The RAK health authority yesterday released a medical report to The National, detailing the events leading up to the July 16 death of Prabhakaran Thazhathupurakkal (TP), a carpenter from India.
"We filed a complaint with the ministry blaming both the hospitals for failing to give timely treatment," said Velayuthan TP, the victim's brother. "If the hospitals had treated him on time we believe he would still be with us."
Dr Yasser Al Nuaimi, the head of the RAK medical district, said the hospitals took the right steps.
"Our doctors did the appropriate management," Dr Al Nuaimi said. "It is the severity of the toxin and the specificity of the antivenin that makes the difference, if any."
The deputy manager of the Saif Bin Ghobash Hospital, Nawal Al Awadi, said Mr TP's report had been sent out but declined to comment further.
The report said Mr TP arrived at Saif Hospital at 5.13am on July 12, complaining of a painful bite to his right foot. His brother said he had two fang-like puncture wounds.
Snakebite patients are normally admitted at Saif Hospital but the report from last Monday said Mr TP was not confirmed as such a case. The report was requested by the RAK Medical District, the emirate's section of the Ministry of Health.
The doctor who examined him "did not notice any significant external symptoms", the report said.
After having a blood test and taking a painkiller and tetanus shot to defend against infection from the creature's mouth, Mr TP left.
But within two hours the hospital's laboratory tests found his blood to be "highly thin" and he was recalled.
By then his foot had begun to swell and he was given antivenin. Over the next two days in hospital he received additional doses and "other required medicine".
But Mr TP began to have trouble breathing and was transferred to the intensive care unit (ICU). After another day he was sent to the ICU at Saqr Hospital, also in Ras Khaimah, to use its ventilator.
A few hours later he died in the middle of the night.
"His health deteriorated and there was no improvement in his blood thinness," the report said.
In the case of a poisonous bite, antivenin specific to the type of animal must be administered as soon as possible.
Mr TP had not seen what creature had bitten his foot but another brother and then-roommate Raju TP said they lived in an area known to have snakes, and saw two bite marks that matched snake fangs.
"When we approached Saif, they took some blood and sent him home," said Velayuthan TP.
"They called him back after they detected poison in his blood but by this time the poison had spread through his body."
He said his brother told both hospitals he strongly suspected a snakebite.
"The ministry has promised to investigate the issue. We approached them so this does not happen to another person," Velayuthan TP said.

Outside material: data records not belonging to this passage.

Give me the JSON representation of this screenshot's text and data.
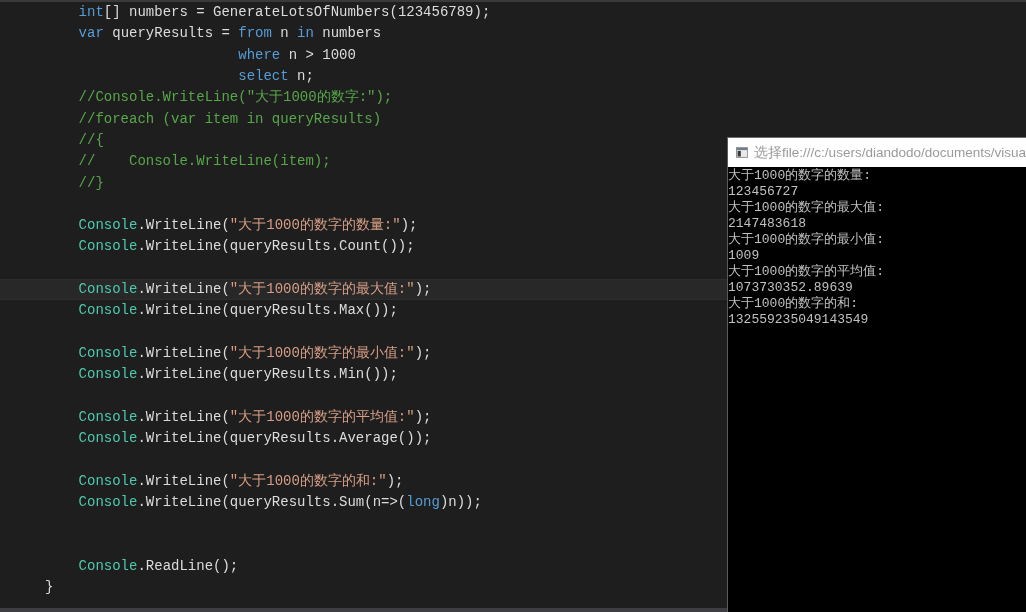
{
  "editor": {
    "lines": [
      {
        "kind": "code",
        "highlighted": false,
        "tokens": [
          {
            "kind": "keyword",
            "text": "    int"
          },
          {
            "kind": "plain",
            "text": "[] numbers = GenerateLotsOfNumbers(123456789);"
          }
        ]
      },
      {
        "kind": "code",
        "highlighted": false,
        "tokens": [
          {
            "kind": "keyword",
            "text": "    var"
          },
          {
            "kind": "plain",
            "text": " queryResults = "
          },
          {
            "kind": "keyword",
            "text": "from"
          },
          {
            "kind": "plain",
            "text": " n "
          },
          {
            "kind": "keyword",
            "text": "in"
          },
          {
            "kind": "plain",
            "text": " numbers"
          }
        ]
      },
      {
        "kind": "code",
        "highlighted": false,
        "tokens": [
          {
            "kind": "keyword",
            "text": "                       where"
          },
          {
            "kind": "plain",
            "text": " n > 1000"
          }
        ]
      },
      {
        "kind": "code",
        "highlighted": false,
        "tokens": [
          {
            "kind": "keyword",
            "text": "                       select"
          },
          {
            "kind": "plain",
            "text": " n;"
          }
        ]
      },
      {
        "kind": "code",
        "highlighted": false,
        "tokens": [
          {
            "kind": "comment",
            "text": "    //Console.WriteLine(\"大于1000的数字:\");"
          }
        ]
      },
      {
        "kind": "code",
        "highlighted": false,
        "tokens": [
          {
            "kind": "comment",
            "text": "    //foreach (var item in queryResults)"
          }
        ]
      },
      {
        "kind": "code",
        "highlighted": false,
        "tokens": [
          {
            "kind": "comment",
            "text": "    //{"
          }
        ]
      },
      {
        "kind": "code",
        "highlighted": false,
        "tokens": [
          {
            "kind": "comment",
            "text": "    //    Console.WriteLine(item);"
          }
        ]
      },
      {
        "kind": "code",
        "highlighted": false,
        "tokens": [
          {
            "kind": "comment",
            "text": "    //}"
          }
        ]
      },
      {
        "kind": "blank",
        "highlighted": false
      },
      {
        "kind": "code",
        "highlighted": false,
        "tokens": [
          {
            "kind": "type",
            "text": "    Console"
          },
          {
            "kind": "plain",
            "text": ".WriteLine("
          },
          {
            "kind": "string",
            "text": "\"大于1000的数字的数量:\""
          },
          {
            "kind": "plain",
            "text": ");"
          }
        ]
      },
      {
        "kind": "code",
        "highlighted": false,
        "tokens": [
          {
            "kind": "type",
            "text": "    Console"
          },
          {
            "kind": "plain",
            "text": ".WriteLine(queryResults.Count());"
          }
        ]
      },
      {
        "kind": "blank",
        "highlighted": false
      },
      {
        "kind": "code",
        "highlighted": true,
        "tokens": [
          {
            "kind": "type",
            "text": "    Console"
          },
          {
            "kind": "plain",
            "text": ".WriteLine("
          },
          {
            "kind": "string",
            "text": "\"大于1000的数字的最大值:\""
          },
          {
            "kind": "plain",
            "text": ");"
          }
        ]
      },
      {
        "kind": "code",
        "highlighted": false,
        "tokens": [
          {
            "kind": "type",
            "text": "    Console"
          },
          {
            "kind": "plain",
            "text": ".WriteLine(queryResults.Max());"
          }
        ]
      },
      {
        "kind": "blank",
        "highlighted": false
      },
      {
        "kind": "code",
        "highlighted": false,
        "tokens": [
          {
            "kind": "type",
            "text": "    Console"
          },
          {
            "kind": "plain",
            "text": ".WriteLine("
          },
          {
            "kind": "string",
            "text": "\"大于1000的数字的最小值:\""
          },
          {
            "kind": "plain",
            "text": ");"
          }
        ]
      },
      {
        "kind": "code",
        "highlighted": false,
        "tokens": [
          {
            "kind": "type",
            "text": "    Console"
          },
          {
            "kind": "plain",
            "text": ".WriteLine(queryResults.Min());"
          }
        ]
      },
      {
        "kind": "blank",
        "highlighted": false
      },
      {
        "kind": "code",
        "highlighted": false,
        "tokens": [
          {
            "kind": "type",
            "text": "    Console"
          },
          {
            "kind": "plain",
            "text": ".WriteLine("
          },
          {
            "kind": "string",
            "text": "\"大于1000的数字的平均值:\""
          },
          {
            "kind": "plain",
            "text": ");"
          }
        ]
      },
      {
        "kind": "code",
        "highlighted": false,
        "tokens": [
          {
            "kind": "type",
            "text": "    Console"
          },
          {
            "kind": "plain",
            "text": ".WriteLine(queryResults.Average());"
          }
        ]
      },
      {
        "kind": "blank",
        "highlighted": false
      },
      {
        "kind": "code",
        "highlighted": false,
        "tokens": [
          {
            "kind": "type",
            "text": "    Console"
          },
          {
            "kind": "plain",
            "text": ".WriteLine("
          },
          {
            "kind": "string",
            "text": "\"大于1000的数字的和:\""
          },
          {
            "kind": "plain",
            "text": ");"
          }
        ]
      },
      {
        "kind": "code",
        "highlighted": false,
        "tokens": [
          {
            "kind": "type",
            "text": "    Console"
          },
          {
            "kind": "plain",
            "text": ".WriteLine(queryResults.Sum(n=>("
          },
          {
            "kind": "keyword",
            "text": "long"
          },
          {
            "kind": "plain",
            "text": ")n));"
          }
        ]
      },
      {
        "kind": "blank",
        "highlighted": false
      },
      {
        "kind": "blank",
        "highlighted": false
      },
      {
        "kind": "code",
        "highlighted": false,
        "tokens": [
          {
            "kind": "type",
            "text": "    Console"
          },
          {
            "kind": "plain",
            "text": ".ReadLine();"
          }
        ]
      },
      {
        "kind": "code",
        "highlighted": false,
        "tokens": [
          {
            "kind": "plain",
            "text": "}"
          }
        ]
      }
    ]
  },
  "console_window": {
    "title": "选择file:///c:/users/diandodo/documents/visua",
    "output": [
      "大于1000的数字的数量:",
      "123456727",
      "大于1000的数字的最大值:",
      "2147483618",
      "大于1000的数字的最小值:",
      "1009",
      "大于1000的数字的平均值:",
      "1073730352.89639",
      "大于1000的数字的和:",
      "132559235049143549"
    ]
  }
}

There is one type of antivenin that should counter all three varieties of poisonous snake in the UAE, said Dr Yasser Sharif, the head of medication and medical product safety at the Health Authority-Abu Dhabi.
But Dr Sharif added the antivenin might not work for a bite from a snake brought in from overseas.

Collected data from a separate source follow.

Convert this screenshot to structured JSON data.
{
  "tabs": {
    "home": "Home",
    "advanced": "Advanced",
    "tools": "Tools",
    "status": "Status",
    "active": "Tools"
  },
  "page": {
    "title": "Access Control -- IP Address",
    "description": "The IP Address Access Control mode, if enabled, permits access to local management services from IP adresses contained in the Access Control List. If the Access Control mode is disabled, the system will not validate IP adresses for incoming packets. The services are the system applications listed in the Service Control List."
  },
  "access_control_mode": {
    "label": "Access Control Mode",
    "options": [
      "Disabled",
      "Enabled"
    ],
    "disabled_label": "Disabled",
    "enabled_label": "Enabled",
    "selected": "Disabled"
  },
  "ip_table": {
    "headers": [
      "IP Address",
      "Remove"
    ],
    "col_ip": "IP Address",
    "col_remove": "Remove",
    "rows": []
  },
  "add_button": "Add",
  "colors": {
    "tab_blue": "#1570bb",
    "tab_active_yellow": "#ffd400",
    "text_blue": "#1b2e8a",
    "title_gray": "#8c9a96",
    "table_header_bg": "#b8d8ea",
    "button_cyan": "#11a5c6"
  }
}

He declined to comment on Mr TP's case, saying he did not know the details, but said snakebite patients should be monitored closely for between eight and 12 hours to determine whether they needed antivenin.
Physicians should check for swelling every 15 minutes, as well as other indicators such as blood coagulation, vomiting and nausea, Dr Sharif said.
Anyone attacked by a snake should head straight to the hospital for a professional assessment, he said.
They should draw a circle around the bite, watch for swelling and, if possible, bring the snake with them.
To prevent venom from spreading, they should not raise the bitten area above the rest of their body, especially the heart.
If possible, they should avoid walking and remove watches, belts or other restrictive items that could cause pain if there is any swelling.
Two poisonous snakes common to Ras al Khaimah are the saw-scaled viper, which normally stays in the desert, and the Omani carpet viper that prefers mountainous areas and rocks, said Ajmal Hasan, who studies snakes in the emirate.
Mr TP's body has been sent home to India.